BREMERTON, Wash. — A football coach in Washington state who was placed on leave this fall until he agrees to stop praying at the 50-yard line at the conclusion of each game has filed a federal employment complaint, alleging religious discrimination.
As previously reported, Joe Kennedy, the assistant head coach for the varsity team at Bremerton High School and the head coach for the junior varsity team, was placed on paid administrative leave in October when he prayed at the conclusion of the homecoming game despite an order to cease his practice.
Kennedy said that he began offering brief prayers on the field in 2008, then praying on his own. He was subsequently approached by several team members who asked what he was doing.
“I was thanking God for you guys,” Kennedy recalls responding. “Then a couple said they were Christians and asked if they could join. I responded, ‘It’s a free country, you can do whatever you want to do.’”
He said that he never asked students to pray with him, but some desired to, including those from the opposing team.
“They just all showed up one day and the next thing I know, the other team was showing up with us,” Kennedy said.
In September, the Bremerton School District launched an investigation into the coach’s practices, and soon sent a letter outlining that some aspects of his religious expression must discontinue. It noted that Kennedy not only prayed at the conclusion of each game, but also prayed in the locker room with students and staff.

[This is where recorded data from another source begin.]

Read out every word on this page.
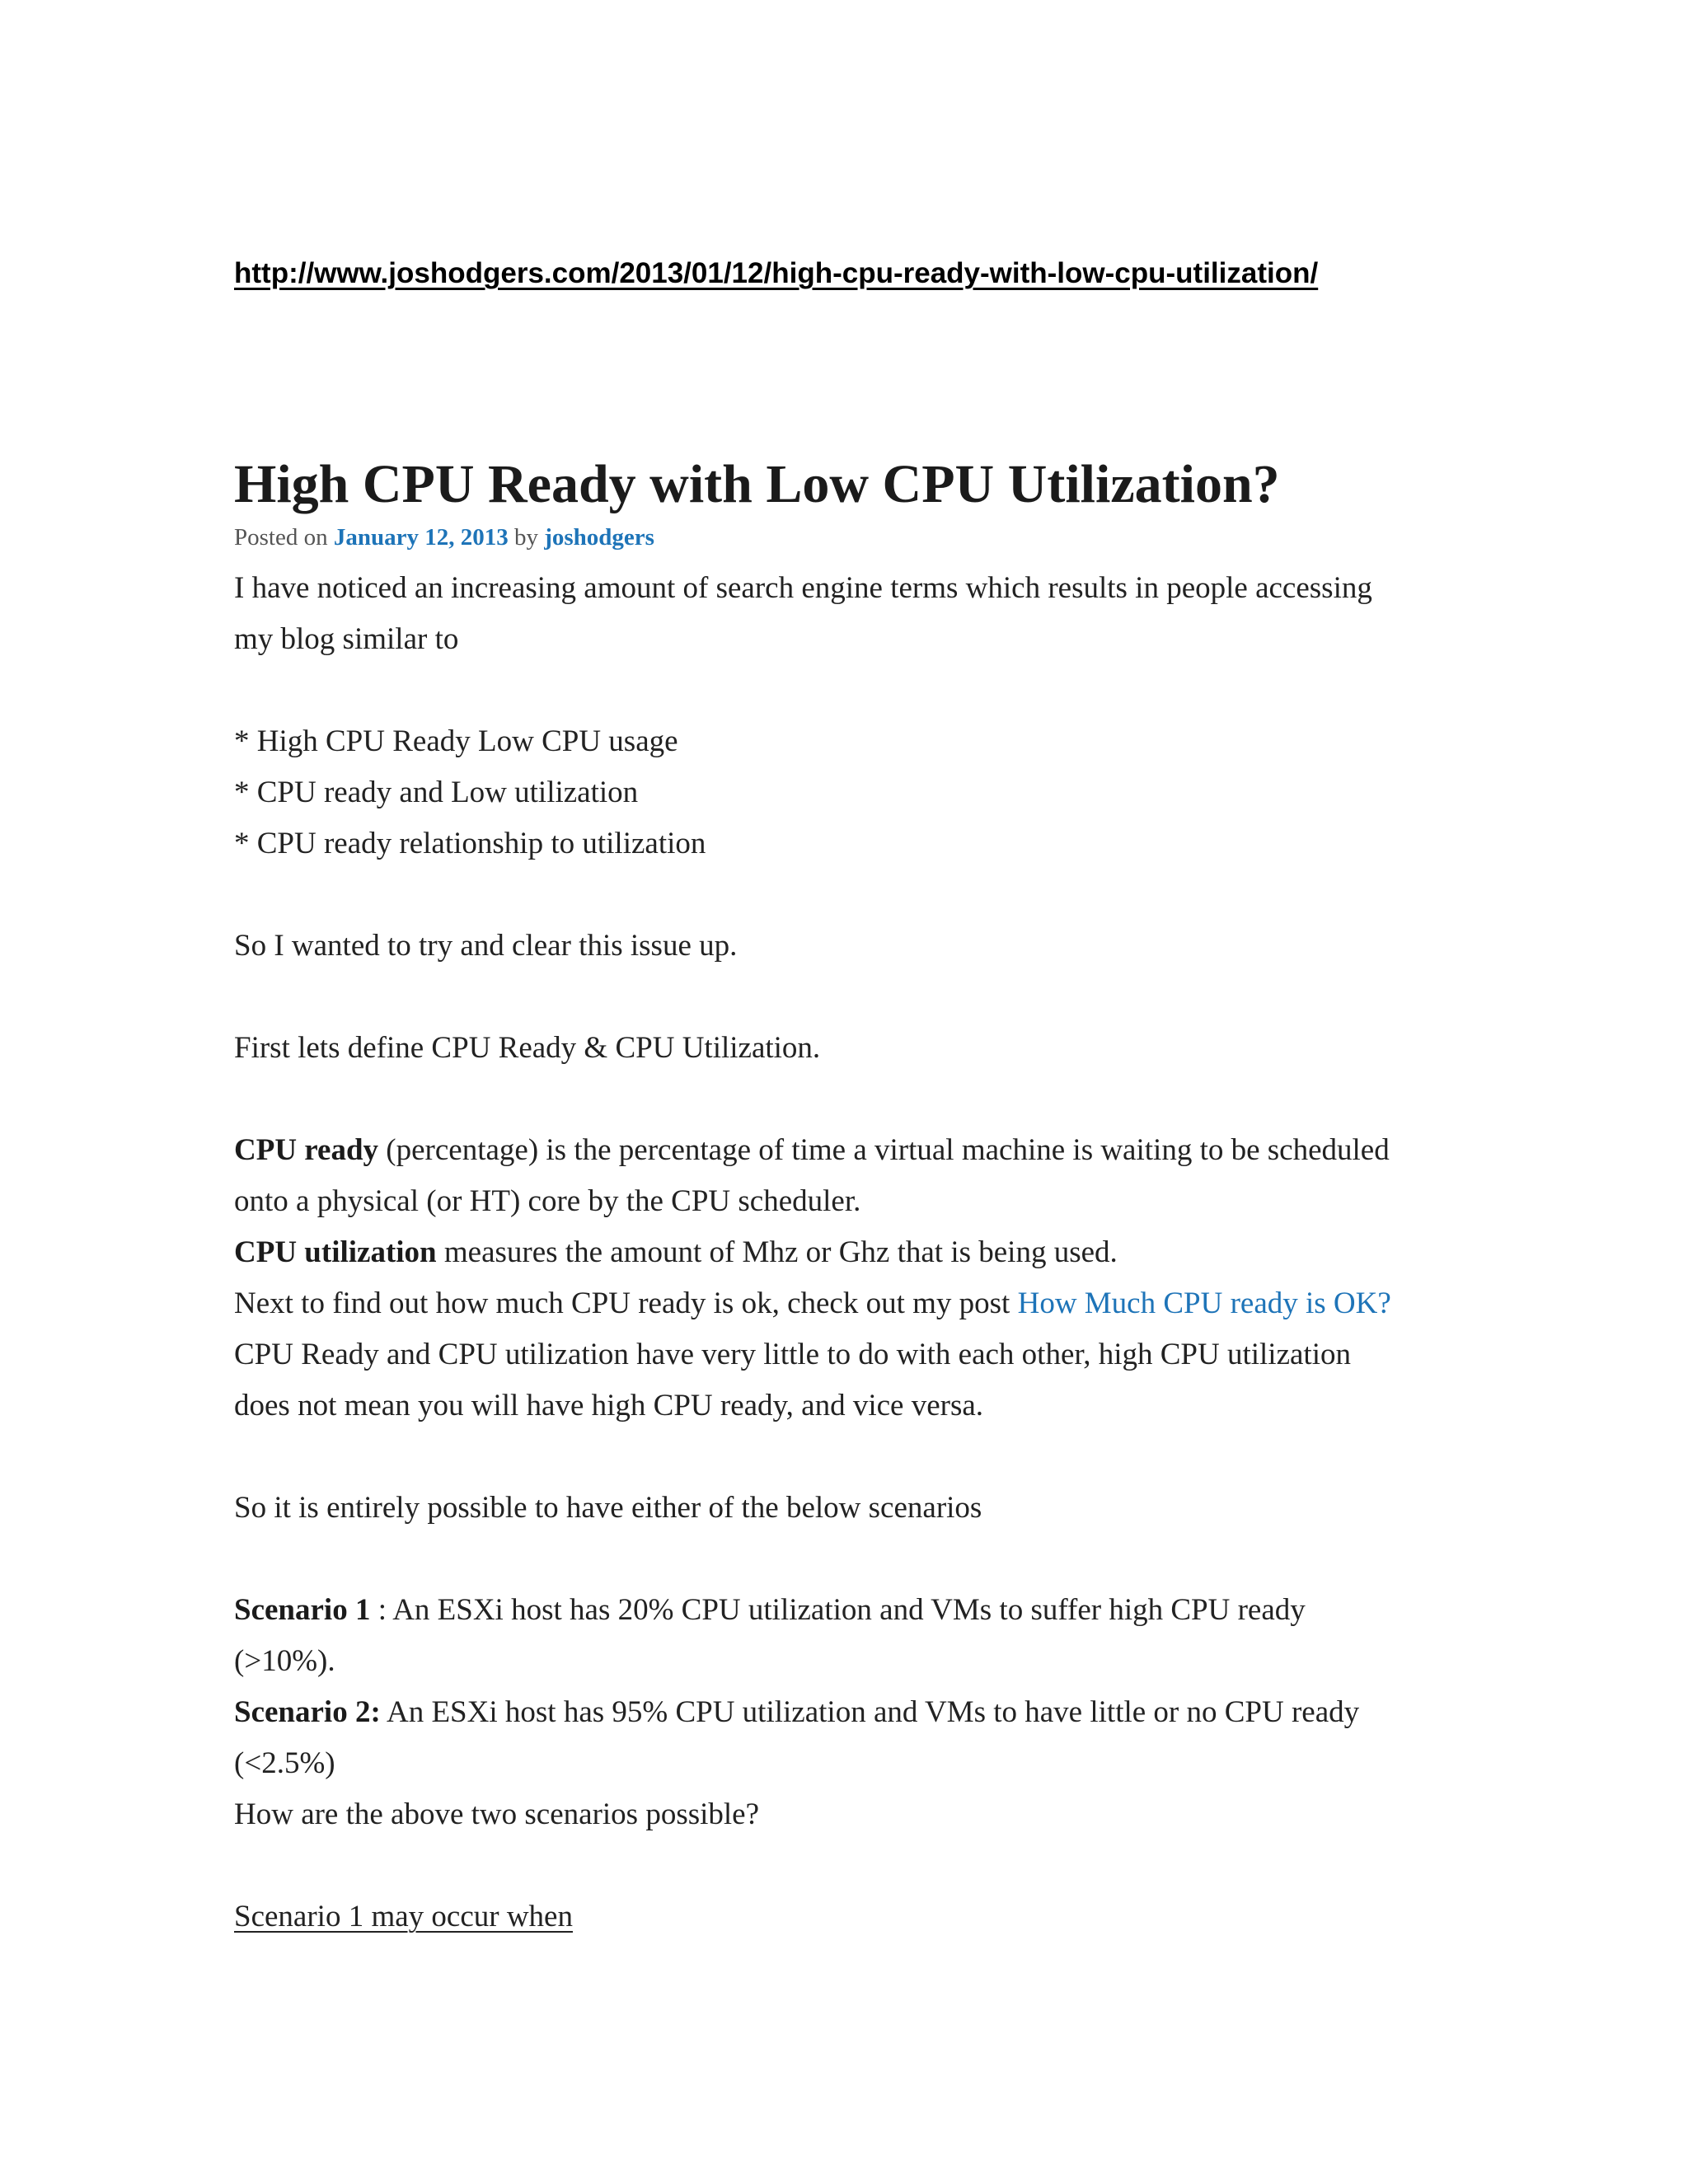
http://www.joshodgers.com/2013/01/12/high-cpu-ready-with-low-cpu-utilization/
High CPU Ready with Low CPU Utilization?
Posted on January 12, 2013 by joshodgers

I have noticed an increasing amount of search engine terms which results in people accessing

my blog similar to

* High CPU Ready Low CPU usage

* CPU ready and Low utilization

* CPU ready relationship to utilization

So I wanted to try and clear this issue up.

First lets define CPU Ready & CPU Utilization.

CPU ready (percentage) is the percentage of time a virtual machine is waiting to be scheduled

onto a physical (or HT) core by the CPU scheduler.

CPU utilization measures the amount of Mhz or Ghz that is being used.

Next to find out how much CPU ready is ok, check out my post How Much CPU ready is OK?

CPU Ready and CPU utilization have very little to do with each other, high CPU utilization

does not mean you will have high CPU ready, and vice versa.

So it is entirely possible to have either of the below scenarios

Scenario 1 : An ESXi host has 20% CPU utilization and VMs to suffer high CPU ready

(>10%).

Scenario 2: An ESXi host has 95% CPU utilization and VMs to have little or no CPU ready

(<2.5%)

How are the above two scenarios possible?

Scenario 1 may occur when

While Superintendent Aaron Leavell acknowledged that “[e]ach activity has been voluntary” and that Kennedy has not “actively encouraged or required participation,” he asserted that the practices were still unconstitutional. He laid out rules so that the district would decrease its chances of a lawsuit, stating that while Kennedy may engage in religious activity, “students may not be allowed to join such activity.”

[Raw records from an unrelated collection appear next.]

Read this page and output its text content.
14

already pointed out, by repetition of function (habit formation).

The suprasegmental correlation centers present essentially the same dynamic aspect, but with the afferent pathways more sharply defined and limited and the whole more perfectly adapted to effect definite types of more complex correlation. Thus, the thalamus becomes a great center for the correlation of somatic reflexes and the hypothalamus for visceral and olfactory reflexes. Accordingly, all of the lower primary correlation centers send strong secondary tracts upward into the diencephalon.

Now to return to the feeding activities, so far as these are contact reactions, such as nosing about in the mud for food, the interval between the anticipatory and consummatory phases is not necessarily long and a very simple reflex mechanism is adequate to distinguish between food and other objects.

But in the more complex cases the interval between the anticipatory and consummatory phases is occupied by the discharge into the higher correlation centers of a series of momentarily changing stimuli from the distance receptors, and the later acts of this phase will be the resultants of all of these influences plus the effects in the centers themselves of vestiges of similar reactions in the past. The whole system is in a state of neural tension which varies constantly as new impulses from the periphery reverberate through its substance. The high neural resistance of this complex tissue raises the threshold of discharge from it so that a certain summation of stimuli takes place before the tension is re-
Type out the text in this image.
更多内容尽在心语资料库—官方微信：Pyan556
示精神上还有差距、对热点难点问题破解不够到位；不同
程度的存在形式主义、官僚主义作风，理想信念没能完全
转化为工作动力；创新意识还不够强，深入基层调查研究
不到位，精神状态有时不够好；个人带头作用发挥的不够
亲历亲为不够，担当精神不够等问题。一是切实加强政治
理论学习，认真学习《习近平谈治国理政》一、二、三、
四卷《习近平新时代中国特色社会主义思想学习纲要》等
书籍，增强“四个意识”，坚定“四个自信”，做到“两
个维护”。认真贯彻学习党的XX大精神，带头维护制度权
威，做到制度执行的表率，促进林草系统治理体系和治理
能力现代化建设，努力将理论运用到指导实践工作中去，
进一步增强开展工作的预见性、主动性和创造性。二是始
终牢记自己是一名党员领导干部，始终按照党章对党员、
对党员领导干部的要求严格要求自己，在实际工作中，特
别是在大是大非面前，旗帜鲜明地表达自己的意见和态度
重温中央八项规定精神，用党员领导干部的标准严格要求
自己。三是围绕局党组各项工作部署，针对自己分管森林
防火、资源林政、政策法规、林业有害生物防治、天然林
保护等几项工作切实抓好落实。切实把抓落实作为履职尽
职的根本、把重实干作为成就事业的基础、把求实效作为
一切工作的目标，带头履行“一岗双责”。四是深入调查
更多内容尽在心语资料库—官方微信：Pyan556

But although Kennedy agreed to discontinue the locker room prayer, his attorneys with the Texas-based Liberty Institute stated that he had done nothing wrong in seeking to pray by himself at the conclusion of each game. They opined there is neither any constitutional violation in permitting students to join.
As Kennedy offered a prayer at October’s homecoming game surrounded by his team and scores of other supporters, he was consequently placed on paid leave until he agrees not to pray at the 50-yard-line.

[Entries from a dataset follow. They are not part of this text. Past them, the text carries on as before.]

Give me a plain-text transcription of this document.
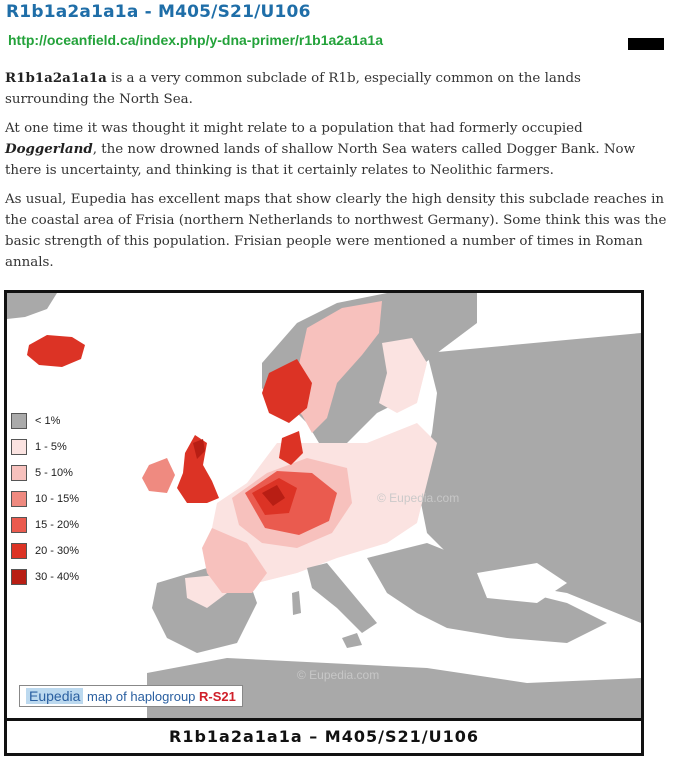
R1b1a2a1a1a - M405/S21/U106
http://oceanfield.ca/index.php/y-dna-primer/r1b1a2a1a1a

R1b1a2a1a1a is a a very common subclade of R1b, especially common on the lands surrounding the North Sea.

At one time it was thought it might relate to a population that had formerly occupied Doggerland, the now drowned lands of shallow North Sea waters called Dogger Bank. Now there is uncertainty, and thinking is that it certainly relates to Neolithic farmers.

As usual, Eupedia has excellent maps that show clearly the high density this subclade reaches in the coastal area of Frisia (northern Netherlands to northwest Germany). Some think this was the basic strength of this population. Frisian people were mentioned a number of times in Roman annals.

< 1%
1 - 5%
5 - 10%
10 - 15%
15 - 20%
20 - 30%
30 - 40%
© Eupedia.com
© Eupedia.com
Eupedia map of haplogroup R-S21
R1b1a2a1a1a – M405/S21/U106
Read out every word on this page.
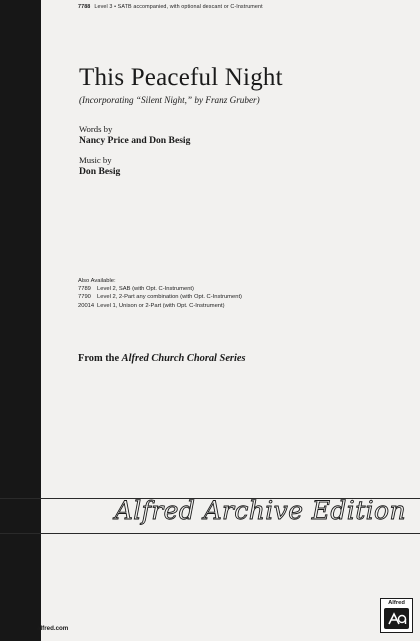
7788 Level 3 • SATB accompanied, with optional descant or C-Instrument
This Peaceful Night
(Incorporating “Silent Night,” by Franz Gruber)
Words by
Nancy Price and Don Besig
Music by
Don Besig
Also Available:
7789	Level 2, SAB (with Opt. C-Instrument)
7790	Level 2, 2-Part any combination (with Opt. C-Instrument)
20014 Level 1, Unison or 2-Part (with Opt. C-Instrument)
From the Alfred Church Choral Series
Alfred Archive Edition
Alfred
alfred.com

On Tuesday, the former U.S. Marine turned football coach filed a complaint with the Equal Employment Opportunity Commission, alleging workplace retaliation against his Christian expression in violation of Title VII of the Civil Rights Act of 1964.
“[The district] violated my rights to free exercise of religion and free speech by prohibiting my private religious expression and taking adverse employment action against me on the basis of my religion, notwithstanding my request for a reasonable accommodation that would allow me to practice my sincerely held religious beliefs,” the complaint reads.
“I have observed other [district] employees engage in visible religious expression without adverse consequences,” he further noted. “For example, (name redacted) regularly engages in a Buddhist chant near the 50-yard line at the conclusion of BHS football games.”
Michael Berry, an attorney with the Liberty Institute, told reporters that the organization is simply asking for “Coach Kennedy to be allowed to pray alone—silently and briefly—at the 50-yard line after the game.”